La mozione di sfiducia all’assessore Tarasconi proposta dalle minoranze in Consiglio Comunale è un’iniziativa quanto meno curiosa. Com’è noto, non è nei poteri del consiglio la revoca di un’assessore, che è legata al sindaco da un rapporto fiduciario. Peraltro, anche nel merito, come ha già detto con chiarezza il sindaco Dosi, l’assessore Tarasconi ha lavorato bene e ha ricevuto apprezzamenti trasversali dalle associazioni di categoria, in particolare nella cosiddetta cabina di regia istituita a Palazzo Gotico proprio per affrontare le tematiche relative al centro storico.

Addossare all’assessore Tarasconi le responsabilità della crisi, delle serrande chiuse e della riduzione dei consumi è evidentemente un’operazione strumentale e fuori dalla realtà.
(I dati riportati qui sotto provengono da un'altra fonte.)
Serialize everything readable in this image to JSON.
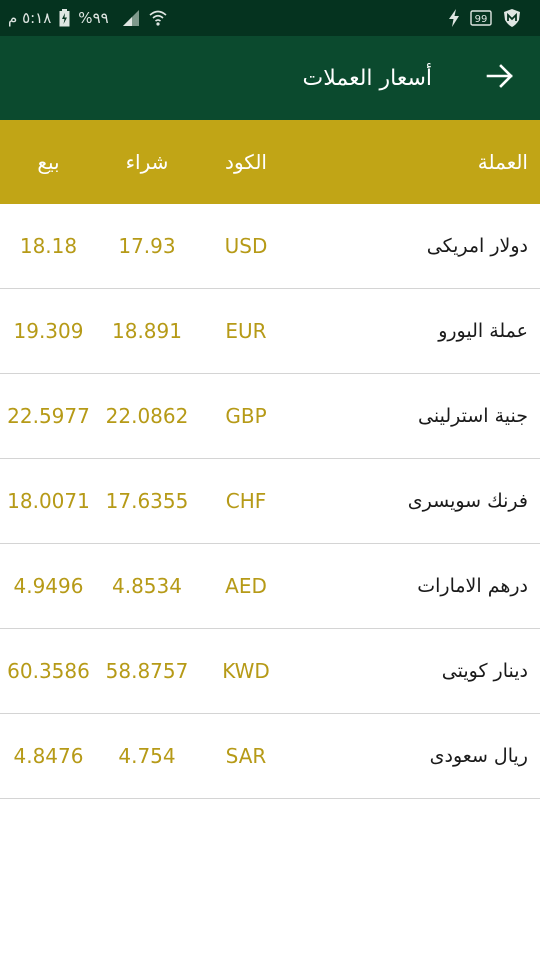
{
  "status_bar": {
    "time": "٥:١٨ م",
    "battery_percent": "%٩٩",
    "icons": [
      "battery-icon",
      "signal-icon",
      "wifi-icon",
      "shield-app-icon",
      "badge-99-icon",
      "charging-bolt-icon"
    ]
  },
  "app_bar": {
    "title": "أسعار العملات",
    "back_icon": "arrow-right-icon",
    "color": "#0b4a2e"
  },
  "table": {
    "header_color": "#c1a516",
    "value_color": "#b69a17",
    "headers": {
      "name": "العملة",
      "code": "الكود",
      "buy": "شراء",
      "sell": "بيع"
    },
    "rows": [
      {
        "name": "دولار امريكى",
        "code": "USD",
        "buy": "17.93",
        "sell": "18.18"
      },
      {
        "name": "عملة اليورو",
        "code": "EUR",
        "buy": "18.891",
        "sell": "19.309"
      },
      {
        "name": "جنية استرلينى",
        "code": "GBP",
        "buy": "22.0862",
        "sell": "22.5977"
      },
      {
        "name": "فرنك سويسرى",
        "code": "CHF",
        "buy": "17.6355",
        "sell": "18.0071"
      },
      {
        "name": "درهم الامارات",
        "code": "AED",
        "buy": "4.8534",
        "sell": "4.9496"
      },
      {
        "name": "دينار كويتى",
        "code": "KWD",
        "buy": "58.8757",
        "sell": "60.3586"
      },
      {
        "name": "ريال سعودى",
        "code": "SAR",
        "buy": "4.754",
        "sell": "4.8476"
      }
    ]
  }
}
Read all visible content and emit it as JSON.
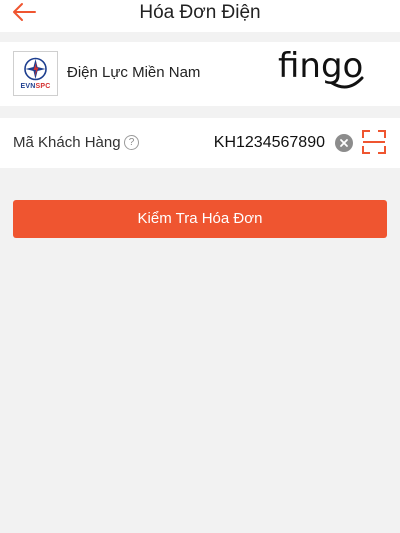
{
  "header": {
    "title": "Hóa Đơn Điện",
    "back_icon": "arrow-left-icon",
    "accent_color": "#ef5530"
  },
  "provider": {
    "logo_text_evn": "EVN",
    "logo_text_spc": "SPC",
    "name": "Điện Lực Miền Nam",
    "partner_logo": "fingo"
  },
  "customer": {
    "label": "Mã Khách Hàng",
    "help_icon": "?",
    "value": "KH1234567890"
  },
  "actions": {
    "check_label": "Kiểm Tra Hóa Đơn"
  }
}
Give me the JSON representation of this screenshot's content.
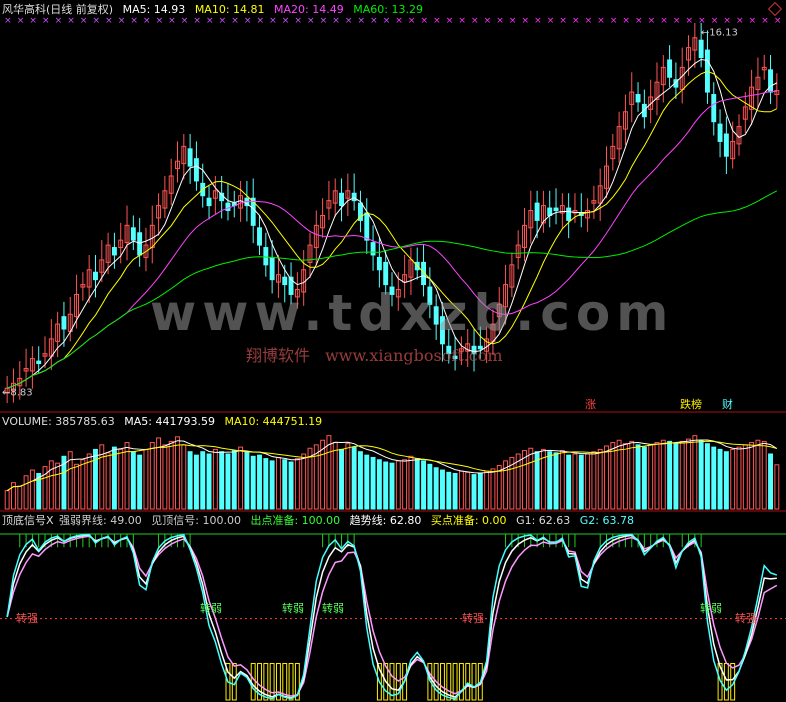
{
  "price_header": {
    "title": "风华高科(日线 前复权)",
    "ma5": "MA5: 14.93",
    "ma10": "MA10: 14.81",
    "ma20": "MA20: 14.49",
    "ma60": "MA60: 13.29"
  },
  "volume_header": {
    "volume": "VOLUME: 385785.63",
    "ma5": "MA5: 441793.59",
    "ma10": "MA10: 444751.19"
  },
  "indicator_header": {
    "name": "顶底信号X",
    "strong_weak_line": "强弱界线: 49.00",
    "top_signal": "见顶信号: 100.00",
    "sell_prep": "出点准备: 100.00",
    "trend_line": "趋势线: 62.80",
    "buy_prep": "买点准备: 0.00",
    "g1": "G1: 62.63",
    "g2": "G2: 63.78"
  },
  "watermark": {
    "url": "www.tdxzb.com",
    "company": "翔博软件",
    "company_url": "www.xiangbosoft.com"
  },
  "colors": {
    "up": "#ff5555",
    "down": "#54ffff",
    "ma5": "#ffffff",
    "ma10": "#ffff00",
    "ma20": "#ff44ff",
    "ma60": "#00ee00",
    "divider": "#aa1111"
  },
  "chart_data": [
    {
      "type": "candlestick",
      "title": "风华高科(日线 前复权)",
      "ylim": [
        8.5,
        16.4
      ],
      "annotations": [
        {
          "label": "16.13",
          "value": 16.13,
          "position": "high"
        },
        {
          "label": "8.83",
          "value": 8.83,
          "position": "low"
        }
      ],
      "markers": [
        "涨",
        "跌榜",
        "财"
      ],
      "series": [
        {
          "name": "MA5",
          "last": 14.93
        },
        {
          "name": "MA10",
          "last": 14.81
        },
        {
          "name": "MA20",
          "last": 14.49
        },
        {
          "name": "MA60",
          "last": 13.29
        }
      ],
      "close": [
        8.9,
        9.0,
        9.1,
        9.3,
        9.5,
        9.4,
        9.6,
        9.9,
        10.2,
        10.1,
        10.4,
        10.8,
        11.0,
        11.3,
        11.1,
        11.5,
        11.8,
        11.6,
        11.9,
        12.2,
        11.9,
        11.6,
        11.8,
        12.2,
        12.6,
        12.9,
        13.2,
        13.5,
        13.8,
        13.4,
        13.1,
        12.8,
        12.6,
        12.9,
        12.7,
        12.5,
        12.6,
        12.8,
        12.6,
        12.2,
        11.8,
        11.4,
        11.1,
        11.2,
        11.0,
        10.8,
        10.9,
        11.3,
        11.8,
        12.2,
        12.4,
        12.7,
        12.9,
        12.6,
        12.9,
        12.7,
        12.3,
        11.9,
        11.6,
        11.3,
        11.0,
        10.8,
        10.9,
        11.2,
        11.5,
        11.3,
        11.0,
        10.6,
        10.2,
        9.8,
        9.6,
        9.5,
        9.7,
        9.8,
        9.6,
        9.7,
        9.9,
        10.2,
        10.6,
        11.0,
        11.4,
        11.8,
        12.2,
        12.5,
        12.3,
        12.6,
        12.4,
        12.5,
        12.6,
        12.3,
        12.5,
        12.4,
        12.5,
        12.7,
        13.0,
        13.4,
        13.8,
        14.2,
        14.5,
        14.9,
        14.7,
        14.4,
        14.8,
        15.1,
        15.4,
        15.2,
        15.0,
        15.4,
        15.8,
        16.0,
        15.6,
        14.9,
        14.3,
        13.9,
        13.6,
        13.9,
        14.2,
        14.6,
        15.0,
        15.2,
        15.4,
        14.9,
        14.93
      ],
      "volume": [
        160,
        230,
        200,
        290,
        340,
        310,
        370,
        420,
        400,
        460,
        500,
        390,
        430,
        480,
        520,
        560,
        490,
        540,
        520,
        580,
        500,
        470,
        520,
        580,
        620,
        560,
        590,
        630,
        560,
        500,
        470,
        500,
        480,
        520,
        500,
        480,
        510,
        540,
        500,
        460,
        470,
        440,
        420,
        450,
        430,
        410,
        440,
        480,
        530,
        560,
        600,
        640,
        580,
        520,
        570,
        540,
        500,
        470,
        450,
        430,
        410,
        400,
        420,
        430,
        460,
        440,
        420,
        390,
        360,
        340,
        320,
        310,
        330,
        320,
        300,
        310,
        330,
        350,
        380,
        420,
        450,
        480,
        510,
        530,
        500,
        520,
        500,
        490,
        510,
        470,
        480,
        470,
        480,
        500,
        520,
        550,
        580,
        600,
        570,
        590,
        560,
        540,
        560,
        580,
        600,
        590,
        570,
        590,
        610,
        640,
        600,
        570,
        540,
        520,
        500,
        520,
        540,
        560,
        580,
        600,
        590,
        480,
        385.79
      ]
    },
    {
      "type": "line",
      "title": "顶底信号X",
      "ylim": [
        0,
        100
      ],
      "labels": [
        "转强",
        "转弱",
        "转弱",
        "转强",
        "转弱",
        "转强",
        "转弱"
      ],
      "series": [
        {
          "name": "趋势线",
          "last": 62.8
        },
        {
          "name": "G1",
          "last": 62.63
        },
        {
          "name": "G2",
          "last": 63.78
        }
      ]
    }
  ]
}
Così come ha il sapore del tentativo di imboscata la richiesta del voto segreto sulla mozione. Evidentemente qualcuno pensa di poter raccogliere qualche consenso che vada al di là dei banchi delle minoranze. Su questo punto credo proprio di poter dire fin da ora che il PD sarà compatto nel difendere l’operato dell’assessore e che tutto si risolverà in una bolla di sapone, lasciando le minoranze con un pugno di mosche in mano. Credo che le opposizioni farebbero un servizio migliore se, invece che impegnarsi in mozioni di questo tipo, proponessero iniziative concrete e realizzabili per contribuire al rilancio commerciale del centro storico.